The Amazon rainforest, often referred to as the “lungs of the Earth,” is facing a crisis that could have far-reaching consequences for the global climate system. A new study published in Nature by an international team of researchers, including scientists from the Potsdam Institute for Climate Impact Research (PIK), warns that up to 47% of the Amazonian forest is under threat. The study identifies key climatic and land-use thresholds that must not be crossed to ensure the resilience of the Amazon.

According to PIK scientist Boris Sakschewski, the Southeastern Amazon has already transitioned from a carbon sink to a carbon source, indicating that human pressure on the region is too high for it to maintain its status as a rainforest in the long run. This shift not only impacts the local ecosystem but also has implications for the broader climate system. As rainforests play a crucial role in maintaining moisture levels in the air, losing forest cover in one area can trigger a domino effect that leads to further deforestation in other parts of the continent.

The study highlights five critical drivers that are pushing the Amazon towards a tipping point: global warming, annual rainfall amounts, rainfall seasonality, dry season length, and deforestation rates. For instance, the researchers found that mean annual rainfall below 1000 mm per year is unsustainable for the Amazon rainforest. Below 1800 mm per year, the risk of abrupt transitions from rainforest to savanna-like vegetation increases, especially in the face of more frequent and severe droughts and forest fires.

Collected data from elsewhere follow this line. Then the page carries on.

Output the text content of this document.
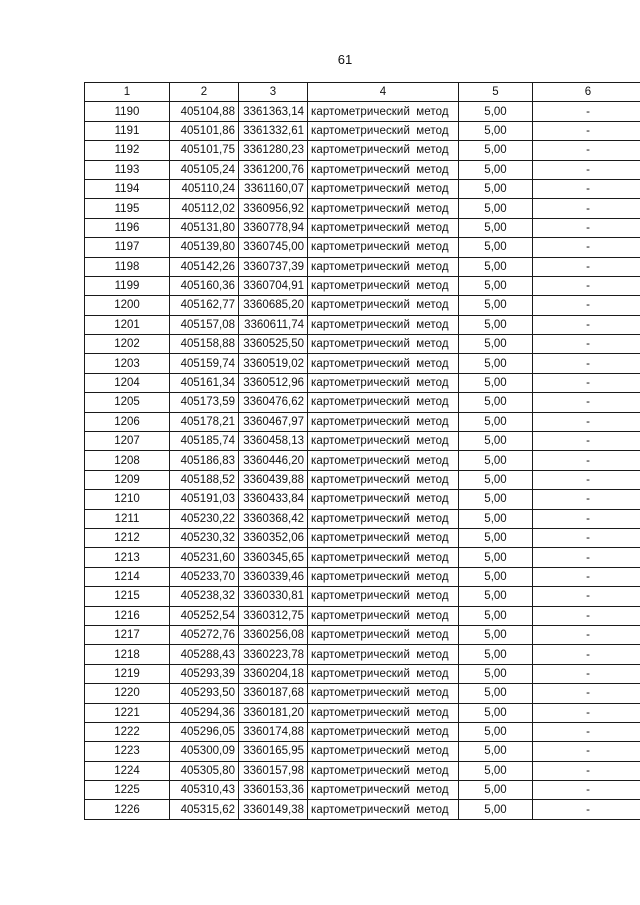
61
1	2	3	4	5	6
1190	405104,88	3361363,14	картометрический метод	5,00	-
1191	405101,86	3361332,61	картометрический метод	5,00	-
1192	405101,75	3361280,23	картометрический метод	5,00	-
1193	405105,24	3361200,76	картометрический метод	5,00	-
1194	405110,24	3361160,07	картометрический метод	5,00	-
1195	405112,02	3360956,92	картометрический метод	5,00	-
1196	405131,80	3360778,94	картометрический метод	5,00	-
1197	405139,80	3360745,00	картометрический метод	5,00	-
1198	405142,26	3360737,39	картометрический метод	5,00	-
1199	405160,36	3360704,91	картометрический метод	5,00	-
1200	405162,77	3360685,20	картометрический метод	5,00	-
1201	405157,08	3360611,74	картометрический метод	5,00	-
1202	405158,88	3360525,50	картометрический метод	5,00	-
1203	405159,74	3360519,02	картометрический метод	5,00	-
1204	405161,34	3360512,96	картометрический метод	5,00	-
1205	405173,59	3360476,62	картометрический метод	5,00	-
1206	405178,21	3360467,97	картометрический метод	5,00	-
1207	405185,74	3360458,13	картометрический метод	5,00	-
1208	405186,83	3360446,20	картометрический метод	5,00	-
1209	405188,52	3360439,88	картометрический метод	5,00	-
1210	405191,03	3360433,84	картометрический метод	5,00	-
1211	405230,22	3360368,42	картометрический метод	5,00	-
1212	405230,32	3360352,06	картометрический метод	5,00	-
1213	405231,60	3360345,65	картометрический метод	5,00	-
1214	405233,70	3360339,46	картометрический метод	5,00	-
1215	405238,32	3360330,81	картометрический метод	5,00	-
1216	405252,54	3360312,75	картометрический метод	5,00	-
1217	405272,76	3360256,08	картометрический метод	5,00	-
1218	405288,43	3360223,78	картометрический метод	5,00	-
1219	405293,39	3360204,18	картометрический метод	5,00	-
1220	405293,50	3360187,68	картометрический метод	5,00	-
1221	405294,36	3360181,20	картометрический метод	5,00	-
1222	405296,05	3360174,88	картометрический метод	5,00	-
1223	405300,09	3360165,95	картометрический метод	5,00	-
1224	405305,80	3360157,98	картометрический метод	5,00	-
1225	405310,43	3360153,36	картометрический метод	5,00	-
1226	405315,62	3360149,38	картометрический метод	5,00	-
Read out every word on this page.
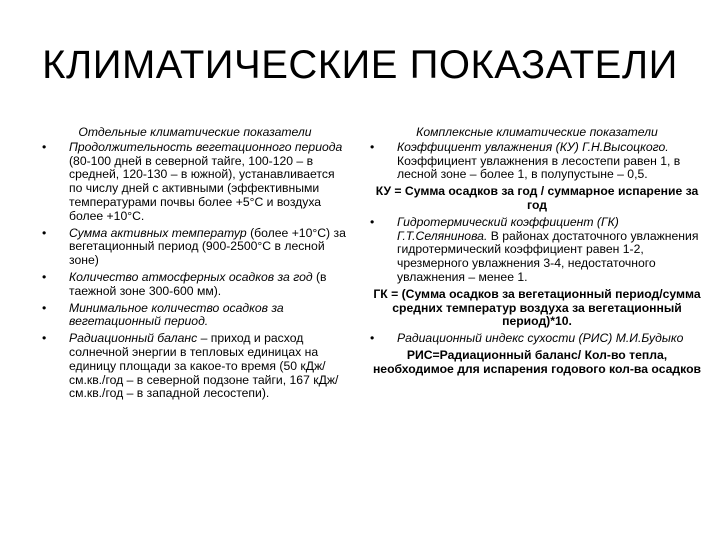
КЛИМАТИЧЕСКИЕ ПОКАЗАТЕЛИ
Отдельные климатические показатели
• Продолжительность вегетационного периода (80-100 дней в северной тайге, 100-120 – в средней, 120-130 – в южной), устанавливается по числу дней с активными (эффективными температурами почвы более +5°С и воздуха более +10°С.
• Сумма активных температур (более +10°С) за вегетационный период (900-2500°С в лесной зоне)
• Количество атмосферных осадков за год (в таежной зоне 300-600 мм).
• Минимальное количество осадков за вегетационный период.
• Радиационный баланс – приход и расход солнечной энергии в тепловых единицах на единицу площади за какое-то время (50 кДж/см.кв./год – в северной подзоне тайги, 167 кДж/см.кв./год – в западной лесостепи).
Комплексные климатические показатели
• Коэффициент увлажнения (КУ) Г.Н.Высоцкого. Коэффициент увлажнения в лесостепи равен 1, в лесной зоне – более 1, в полупустыне – 0,5.
КУ = Сумма осадков за год / суммарное испарение за год
• Гидротермический коэффициент (ГК) Г.Т.Селянинова. В районах достаточного увлажнения гидротермический коэффициент равен 1-2, чрезмерного увлажнения 3-4, недостаточного увлажнения – менее 1.
ГК = (Сумма осадков за вегетационный период/сумма средних температур воздуха за вегетационный период)*10.
• Радиационный индекс сухости (РИС) М.И.Будыко
РИС=Радиационный баланс/ Кол-во тепла, необходимое для испарения годового кол-ва осадков
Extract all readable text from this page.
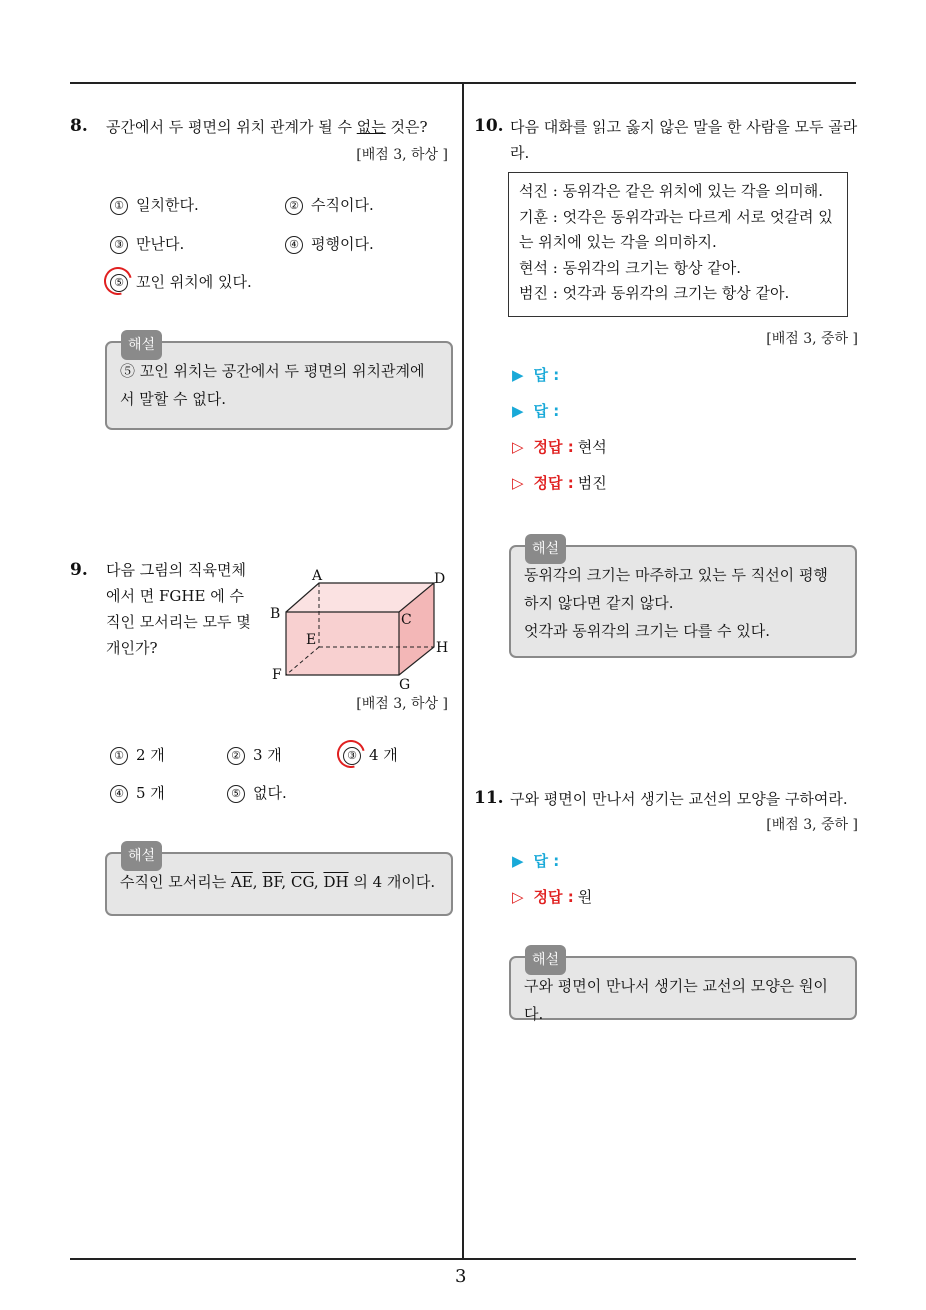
3
8. 공간에서 두 평면의 위치 관계가 될 수 없는 것은?
[배점 3, 하상 ]
① 일치한다.	② 수직이다.
③ 만난다.	④ 평행이다.
⑤ 꼬인 위치에 있다.
해설
⑤ 꼬인 위치는 공간에서 두 평면의 위치관계에서 말할 수 없다.
9. 다음 그림의 직육면체에서 면 FGHE 에 수직인 모서리는 모두 몇 개인가?
A	D
B	C
E	H
F
G
[배점 3, 하상 ]
① 2 개	② 3 개	③ 4 개
④ 5 개	⑤ 없다.
해설
수직인 모서리는 $\overline{AE}$, $\overline{BF}$, $\overline{CG}$, $\overline{DH}$ 의 4 개이다.
10. 다음 대화를 읽고 옳지 않은 말을 한 사람을 모두 골라라.
석진 : 동위각은 같은 위치에 있는 각을 의미해.
기훈 : 엇각은 동위각과는 다르게 서로 엇갈려 있는 위치에 있는 각을 의미하지.
현석 : 동위각의 크기는 항상 같아.
범진 : 엇각과 동위각의 크기는 항상 같아.
[배점 3, 중하 ]
▶ 답 :
▶ 답 :
▷ 정답 : 현석
▷ 정답 : 범진
해설
동위각의 크기는 마주하고 있는 두 직선이 평행하지 않다면 같지 않다.
엇각과 동위각의 크기는 다를 수 있다.
11. 구와 평면이 만나서 생기는 교선의 모양을 구하여라.
[배점 3, 중하 ]
▶ 답 :
▷ 정답 : 원
해설
구와 평면이 만나서 생기는 교선의 모양은 원이다.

The repercussions of Amazon deforestation extend beyond the borders of the rainforest. The Amazon’s “flying rivers” play a vital role in the South American Monsoon, influencing rainfall patterns across the continent. Additionally, the Amazon stores a significant amount of carbon, equivalent to 15-20 years of current human CO2 emissions. Therefore, forest loss in the Amazon not only contributes to global warming but also intensifies its effects.

The study examines examples of disturbed forests in different parts of the Amazon to understand how ecosystems respond to environmental stressors. In some cases, forests may recover but remain in a degraded state dominated by opportunistic plants like lianas and bamboos. In other scenarios, the forest may not recover at all and become trapped in an open-canopy, flammable state. The spread of such flammable ecosystems is concerning as they can increase the likelihood of wildfires spreading to adjacent forested areas.

To safeguard the Amazon rainforest and prevent it from reaching a tipping point, a combination of local and global efforts is needed. Ending deforestation and forest degradation, expanding restoration efforts, and reducing greenhouse gas emissions are crucial steps to protect the Amazon’s fragile ecosystem. As co-author Niklas Boers emphasizes, urgent action is required to preserve the Amazon within safe boundaries and mitigate the impacts of climate change on this vital biome.